This Greater Sabbat, sometimes mistakenly called Roodmas, a non-Pagan holiday, features flowers, the Maypole and its own special foods. Celebrate and enjoy the recipes.
Beltane, also called May Eve, begins on April 30th, according to some Pagan traditions, while others celebrate only on May 1st. It is a day of celebration, dancing around the Maypole and feasting. In Germany, this day is celebrated as Walpurgisnacht. Catholics commemorate the day as Roodmas. “Rood” is Middle English for cross. This is the feast day for finding the cross Jesus was crucified on.
May Day celebrations were banned during the reign of the Puritans in England. They were revived when the Puritans lost power, but in a different way. It became a day of joy and making merry for children. Today, many elementary schools still have May Day celebrations, some featuring dancing around the Maypole.
The Celebration
The altar cloth and candles are dark green. Adorning the altar are a crown made of daisies, a potted azalea bush with beaded strings representing the Maypole, hydrangeas, gardenias, lilies-of-the-valley and garlands of carnations.
Take a walk through nature and enjoy spring in full beauty. Make May Baskets filled with flowers and give them to friends, people in nursing homes or other facilities, shut-ins and loved ones.
Dance and sing in celebration of the day. Place a lit candle on the floor and jump over it for good fortune. Bless your garden and houseplants.
The Feast
Traditional foods are dairy, barley, oatmeal and the May Bowl punch.
Bacon and Cheese Bites: Fry 6 chopped slices bacon and 1 diced medium onion together until bacon is done and onion is glossy. Drain. Beat 3 eggs. Stir in ¾ c baking mix, 2 c shredded Swiss cheese and 2 ½ crumbled dried parsley. Spoon into 2 greased mini muffin tins. Bake at 350 degrees for about 10 to 15 minutes or until tops are slightly browned. Cool and remove from tins
Chicken Barley Casserole: Brown 1 c pearl barley in ¼ c margarine over medium heat for approximately 2 to 3 minutes. Add 1 medium chopped onion and sauté until onion is soft. Add 2 4 oz cans drained sliced mushrooms, 2 c diced cooked chicken and 2 c chicken broth. Simmer for 5 minutes. Put in greased casserole and cover. Bake at 350 degrees for about an hour.
Bleu Cheese and Sour Cream Salad Dressing: Blend well 4 oz crumbled bleu cheese, ½ c sour cream, 1 c salad dressing and 2 minced garlic cloves in food processor. Thin with milk if desired.
Oatmeal-Almond Pudding: Slightly beat 2 eggs and add 2 c milk, ¼ c honey, ½ c slivered almonds and ¼ tsp almond extract. Blend well. Add mixture to 2 c cold prepared oatmeal, blending well. Pour into greased pan. Place pan in larger pan with shallow water. Bake at 325 degrees until set and lightly browned. Cool.

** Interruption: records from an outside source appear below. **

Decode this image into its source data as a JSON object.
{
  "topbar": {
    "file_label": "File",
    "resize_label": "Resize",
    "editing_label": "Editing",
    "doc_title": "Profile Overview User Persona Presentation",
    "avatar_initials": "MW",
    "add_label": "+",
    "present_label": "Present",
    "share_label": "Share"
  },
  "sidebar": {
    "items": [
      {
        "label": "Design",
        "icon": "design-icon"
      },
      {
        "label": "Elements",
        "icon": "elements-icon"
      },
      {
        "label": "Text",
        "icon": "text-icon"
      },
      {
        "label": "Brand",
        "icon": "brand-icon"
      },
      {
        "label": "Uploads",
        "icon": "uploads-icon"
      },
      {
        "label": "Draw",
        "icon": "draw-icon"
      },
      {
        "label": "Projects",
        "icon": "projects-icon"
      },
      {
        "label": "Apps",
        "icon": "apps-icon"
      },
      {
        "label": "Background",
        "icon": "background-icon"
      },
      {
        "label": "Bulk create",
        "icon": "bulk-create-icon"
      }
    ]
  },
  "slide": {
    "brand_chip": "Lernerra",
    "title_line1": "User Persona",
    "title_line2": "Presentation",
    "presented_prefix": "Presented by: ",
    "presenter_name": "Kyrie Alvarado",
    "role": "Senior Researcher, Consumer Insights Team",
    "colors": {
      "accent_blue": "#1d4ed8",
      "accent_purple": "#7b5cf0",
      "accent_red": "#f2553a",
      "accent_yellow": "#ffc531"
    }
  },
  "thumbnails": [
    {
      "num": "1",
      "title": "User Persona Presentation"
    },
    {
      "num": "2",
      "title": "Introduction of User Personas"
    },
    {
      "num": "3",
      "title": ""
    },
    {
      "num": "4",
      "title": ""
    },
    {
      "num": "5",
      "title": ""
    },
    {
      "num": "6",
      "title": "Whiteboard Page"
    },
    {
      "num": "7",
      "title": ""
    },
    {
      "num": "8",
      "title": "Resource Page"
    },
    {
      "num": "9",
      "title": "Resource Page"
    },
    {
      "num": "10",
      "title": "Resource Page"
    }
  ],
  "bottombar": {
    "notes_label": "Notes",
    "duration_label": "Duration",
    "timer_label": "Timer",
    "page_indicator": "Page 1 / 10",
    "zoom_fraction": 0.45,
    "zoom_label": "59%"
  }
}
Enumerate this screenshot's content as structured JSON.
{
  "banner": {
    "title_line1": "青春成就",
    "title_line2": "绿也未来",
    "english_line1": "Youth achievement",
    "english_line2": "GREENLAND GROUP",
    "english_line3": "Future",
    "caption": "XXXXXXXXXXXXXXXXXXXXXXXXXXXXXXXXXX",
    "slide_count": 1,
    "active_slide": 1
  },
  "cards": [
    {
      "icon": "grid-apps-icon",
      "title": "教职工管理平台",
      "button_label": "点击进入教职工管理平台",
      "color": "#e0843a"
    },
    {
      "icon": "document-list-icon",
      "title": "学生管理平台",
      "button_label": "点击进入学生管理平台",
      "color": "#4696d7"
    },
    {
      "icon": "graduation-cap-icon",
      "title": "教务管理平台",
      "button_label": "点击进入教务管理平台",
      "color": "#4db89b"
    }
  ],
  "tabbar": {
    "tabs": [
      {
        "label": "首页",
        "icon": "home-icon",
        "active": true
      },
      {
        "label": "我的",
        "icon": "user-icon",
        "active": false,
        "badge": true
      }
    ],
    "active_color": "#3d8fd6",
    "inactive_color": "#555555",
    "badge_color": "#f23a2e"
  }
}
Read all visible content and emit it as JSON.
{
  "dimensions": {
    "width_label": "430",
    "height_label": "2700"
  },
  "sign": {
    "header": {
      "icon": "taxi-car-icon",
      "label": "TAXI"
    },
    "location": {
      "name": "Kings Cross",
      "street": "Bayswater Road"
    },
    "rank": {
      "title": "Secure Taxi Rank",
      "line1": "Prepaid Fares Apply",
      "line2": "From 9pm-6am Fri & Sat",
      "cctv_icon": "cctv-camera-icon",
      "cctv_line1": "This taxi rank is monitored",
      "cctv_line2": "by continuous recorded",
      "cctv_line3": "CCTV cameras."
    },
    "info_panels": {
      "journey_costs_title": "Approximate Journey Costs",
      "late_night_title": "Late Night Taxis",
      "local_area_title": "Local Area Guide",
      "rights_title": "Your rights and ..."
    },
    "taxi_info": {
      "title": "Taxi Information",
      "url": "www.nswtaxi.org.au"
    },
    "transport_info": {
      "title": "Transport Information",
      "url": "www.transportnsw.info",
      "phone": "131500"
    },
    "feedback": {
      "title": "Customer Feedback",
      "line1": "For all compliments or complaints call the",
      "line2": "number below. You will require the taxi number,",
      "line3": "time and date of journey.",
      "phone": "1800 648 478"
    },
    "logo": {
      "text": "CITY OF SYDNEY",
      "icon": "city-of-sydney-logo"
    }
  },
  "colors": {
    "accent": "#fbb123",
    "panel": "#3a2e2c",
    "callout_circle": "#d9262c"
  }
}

May Bowl Punch: Mix together 1 12 oz can each lemonade, limeade, orange juice, 3 12 oz cans water, 2 liter bottle club or lemon soda and 1 bottle Catawba or other sweet pink or red wine. If desire, garnish with strawberries. For non-alcoholic punch, substitute 20 oz bottle desired soda.
Strawberry May Bowl Punch: Thaw and purée 2 10 oz packages frozen strawberries. Mix with 1 ½ c lemonade. Keep chilled until serving time. Add 5 750 ml bottles of chilled Asti Spumonti or other sparkling white wine. Garnish with mint sprig and/or strawberries.
Buckland's Complete Book of Witchcraft, Raymond Buckland, (Llewellyn Publications, 1990)
The Celtic Druid's Year, John King, (Blandford, 1995)
Wicca: A Guide for the Solitary Practitioner, ScottCunningham, (Llewellyn Publications, 1992)
The copyright of the article Pagan May Day Festival: Beltane in Paganism/Wicca is owned by Jill Stefko . Permission to republish Pagan May Day Festival: Beltane must be granted by the author in writing.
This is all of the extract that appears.